| Focus 1/3 | How does the law protect air quality?

Air pollution, a centuries-old problem


Man has always cared about the air he breathes. It is from him that the deadly breath of the epidemic arrives. From Hippocrates to Pasteur, the impression is not denied.

In his treatise Airs, eaux, lieux, Hippocrates analyses the influence of winds on health, that of seasons on morphology and that of climate on the temperament of populations. In De rerum natura Lucretia observes that “each people has its own diseases (…), various effects of the difference of the air”. Climate theory induces among the neo-hippocrats of the Ancien Régime a reflection on morbidity and mortality. The link thus established between the disease and the weather conditions carries with it the old terror of the epidemic associated with putrid exhalations.

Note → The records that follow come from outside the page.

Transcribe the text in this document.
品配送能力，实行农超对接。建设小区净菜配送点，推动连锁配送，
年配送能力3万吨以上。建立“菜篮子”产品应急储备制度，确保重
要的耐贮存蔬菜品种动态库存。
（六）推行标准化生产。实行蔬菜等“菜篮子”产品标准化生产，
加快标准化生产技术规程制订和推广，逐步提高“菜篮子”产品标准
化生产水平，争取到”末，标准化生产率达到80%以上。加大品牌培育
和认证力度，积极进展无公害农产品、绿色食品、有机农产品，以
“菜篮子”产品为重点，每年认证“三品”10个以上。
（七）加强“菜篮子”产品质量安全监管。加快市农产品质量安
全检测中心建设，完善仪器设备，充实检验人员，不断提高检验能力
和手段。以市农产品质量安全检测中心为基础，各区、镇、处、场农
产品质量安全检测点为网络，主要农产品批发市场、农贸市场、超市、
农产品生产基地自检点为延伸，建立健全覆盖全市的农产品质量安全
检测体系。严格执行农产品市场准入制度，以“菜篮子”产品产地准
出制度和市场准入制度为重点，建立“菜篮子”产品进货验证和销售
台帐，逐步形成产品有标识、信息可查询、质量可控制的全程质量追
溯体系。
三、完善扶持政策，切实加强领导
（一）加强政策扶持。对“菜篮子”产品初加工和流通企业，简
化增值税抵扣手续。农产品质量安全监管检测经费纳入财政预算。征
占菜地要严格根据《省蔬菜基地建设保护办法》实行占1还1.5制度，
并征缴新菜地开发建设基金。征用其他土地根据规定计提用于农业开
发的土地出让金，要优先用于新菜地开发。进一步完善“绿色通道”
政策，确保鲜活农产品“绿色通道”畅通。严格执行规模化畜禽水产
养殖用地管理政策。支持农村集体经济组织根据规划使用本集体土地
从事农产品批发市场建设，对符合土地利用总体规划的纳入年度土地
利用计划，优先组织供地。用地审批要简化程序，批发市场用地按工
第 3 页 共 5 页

The association of corruption and death, and by extension putrefaction, is brought to its climax by the hygienists of the declining Ancien Régime who perceive the atmosphere as a cistern collecting miasma (miasma in Greek means defilement). In the purest hygienic tradition, the imperial decree of 15 October 1810, the first national text relating to industrial nuisances, is addressed to manufacturers spreading an “unhealthy or inconvenient smell”.

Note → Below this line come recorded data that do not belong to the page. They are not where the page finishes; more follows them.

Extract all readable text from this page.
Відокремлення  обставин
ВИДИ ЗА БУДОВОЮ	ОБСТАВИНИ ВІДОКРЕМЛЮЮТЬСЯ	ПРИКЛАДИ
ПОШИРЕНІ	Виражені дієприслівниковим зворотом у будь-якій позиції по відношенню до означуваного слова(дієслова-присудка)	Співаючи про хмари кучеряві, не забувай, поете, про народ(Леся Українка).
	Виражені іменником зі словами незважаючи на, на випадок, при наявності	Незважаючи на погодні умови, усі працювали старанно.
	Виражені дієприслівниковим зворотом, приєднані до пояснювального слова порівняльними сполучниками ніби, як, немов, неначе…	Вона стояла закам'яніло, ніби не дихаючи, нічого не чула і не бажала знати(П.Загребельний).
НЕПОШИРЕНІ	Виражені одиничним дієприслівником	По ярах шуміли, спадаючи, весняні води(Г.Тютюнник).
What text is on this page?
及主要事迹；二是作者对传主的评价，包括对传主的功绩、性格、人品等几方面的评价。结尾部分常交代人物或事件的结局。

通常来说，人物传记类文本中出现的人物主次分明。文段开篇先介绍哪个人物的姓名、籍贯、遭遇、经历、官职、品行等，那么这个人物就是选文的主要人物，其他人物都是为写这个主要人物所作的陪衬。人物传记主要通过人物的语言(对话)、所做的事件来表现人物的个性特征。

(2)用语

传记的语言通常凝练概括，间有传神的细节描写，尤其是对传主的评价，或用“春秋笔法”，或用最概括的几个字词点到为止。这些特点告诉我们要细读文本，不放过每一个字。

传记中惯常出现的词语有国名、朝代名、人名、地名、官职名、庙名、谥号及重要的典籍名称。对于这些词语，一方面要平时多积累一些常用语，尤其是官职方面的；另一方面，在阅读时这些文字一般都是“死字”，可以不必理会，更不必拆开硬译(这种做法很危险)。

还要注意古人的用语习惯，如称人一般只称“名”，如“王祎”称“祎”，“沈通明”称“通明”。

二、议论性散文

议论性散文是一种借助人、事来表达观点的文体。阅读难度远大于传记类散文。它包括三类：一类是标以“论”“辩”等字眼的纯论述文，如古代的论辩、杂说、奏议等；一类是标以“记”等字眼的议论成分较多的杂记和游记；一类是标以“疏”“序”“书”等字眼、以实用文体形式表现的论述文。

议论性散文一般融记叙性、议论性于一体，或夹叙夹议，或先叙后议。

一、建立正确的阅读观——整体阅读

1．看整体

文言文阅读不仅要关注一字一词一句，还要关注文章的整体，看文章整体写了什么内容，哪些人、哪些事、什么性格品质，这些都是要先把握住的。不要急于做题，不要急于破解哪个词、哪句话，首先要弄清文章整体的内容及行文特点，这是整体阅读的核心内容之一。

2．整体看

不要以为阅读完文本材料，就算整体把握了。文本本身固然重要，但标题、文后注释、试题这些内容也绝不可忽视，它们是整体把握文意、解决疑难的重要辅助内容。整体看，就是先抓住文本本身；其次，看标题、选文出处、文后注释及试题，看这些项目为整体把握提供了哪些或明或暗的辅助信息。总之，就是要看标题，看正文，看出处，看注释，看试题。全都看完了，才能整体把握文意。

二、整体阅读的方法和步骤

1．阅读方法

droit de l'air - Encyclopedie de l'environnement - Great Smog de Londres
Figure 1. The Great Smog of London.

It was not until 1932 and the Morizet Law that the law truly incorporated other pollutants, fumes, soot and dust and toxic or corrosive gases. At the same time, pollution resulting from the increased use of coal for both domestic and industrial uses caused fatal smog episodes (a mixture of fog and smoke) due to adverse weather conditions. Thus, from 1 to 5 December 1930, a peak of sulphur dioxide pollution in a valley in the Meuse in Belgium caused sixty deaths. An equivalent excess mortality was observed in October 1948 in Donora, a small industrial town surrounded by high hills near Pittsburgh, Pennsylvania (USA), during a four-day sulphur pollution episode.

But it is above all the Great Smog of London (December 5-9 , 1952) which is of sinister memory since it is attributed with 4 ,000 to 12 ,000 deaths for an exposed population of about eight million people.